By T.J. Simers
Dear Patrick Soon-Shiong,
OK, Patrick, if I am going to rip your newspaper as I have been doing, I thought I should take a look at it today and write about all the good things your newspaper is doing.
But before I could do that, I got an email about your sports section. And it was both ugly and disturbing.
Your new sports columnist, you know the one who has written but once in the six months that you have been paying him—producing a story about Eagles’ fans a week after the Super Bowl, is scheduled to write Tuesday for the second time. Three days after the fight he’s covering!
I’m told he spent a week with a L.A.-based fighter who is fighting tonight in Las Vegas. I did that twice with Oscar de la Hoya, writing every day that week leading up to his fights and then covering the fight.
You sports editor, Iliana, is apparently trying to keep it a secret that your new columnist will be writing again. There isn’t a single mention of tonight’s fight in your newspaper, no information for your readers, and who better to do that than the guy who has been with one of the fighters for a week?
Online they are calling it the “fight of the year,” but I’ve never heard of these guys. It doesn’t help that the Times doesn’t even mention they are fighting tonight, but I wouldn’t care anyways. But maybe some of your readers do.
I don’t know if your new columnist has spent the week with the fighter in Las Vegas on your dime, Patrick, but you might want to inquire.
Strange the newspaper would hire a columnist and not have him write, stranger yet hiring a guy with deadline issues.
This used to be the almighty Los Angeles Times, Patrick, and I’m trying my best not to be so negative, but I just opened the Saturday newspaper and there is Bill Plaschke’s Thursday column on the Clippers.
I read it online Friday, but there it is again in Saturday’s newspaper, two days after the game.
I know most everyone doesn’t care about the Clippers, but come on, it’s Los Angeles’ morning newspaper, and getting your No. 1 columnist two days later isn’t exactly “breaking news.”

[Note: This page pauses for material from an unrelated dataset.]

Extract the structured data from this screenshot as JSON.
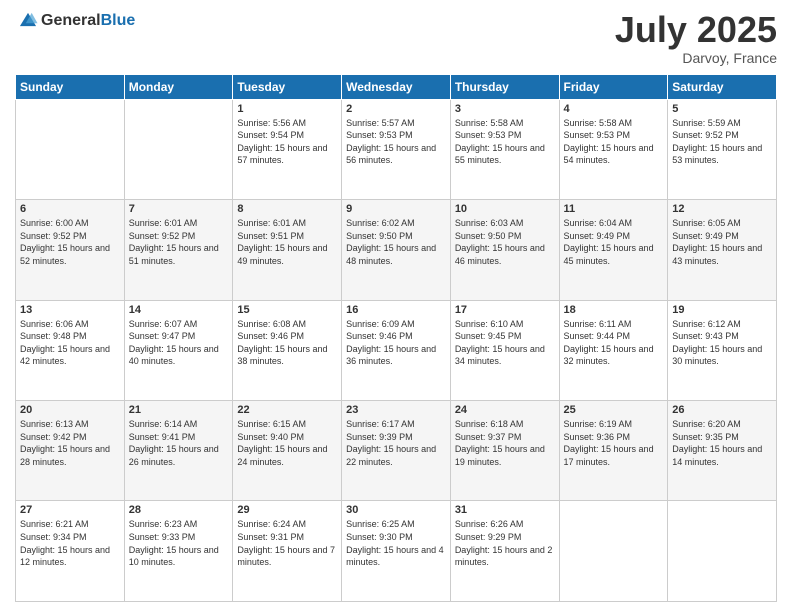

What is going on here, Patrick. I read your main hockey story, and I can make sacrifices like that, but the writer never got to the final score before the story jumped to B9.
Your hockey writer is too long-winded, beginning her story by telling us, “it has become something of an inside joke among Kings’ fans,” and I couldn’t read any further. Two more paragraphs and still no final score and the game went into overtime and all that matters is who won?
I liked the fact, though, your Angels’ writer wasn’t suffering from jetlag after going all the way to New York with the team and writing about a Yankees’ cook. Grueling or grilling.
She gave us a story on Ohtani on Saturday, and I guess I’m a little surprised why your newspaper isn’t leading the charge to keep Ohtani here.
If the plan is to let him go sign with the Dodgers, fine. But your newspaper treats Anaheim like a desert outpost, and the best player in the game is playing there. You have a Japanese-speaking columnist in Dylan Hernandez on your staff— why not have Hernandez shadow Ohtani and give us coverage no one else can provide?
To show you hard I am trying to be positive, I read a Dan Woike story. I’ll let that sink in.
Woike gave us coverage of the LeBron James new conference, which was covered by all the media in L.A. No harm, no foul, so you can see I can be positive when I hold my nose.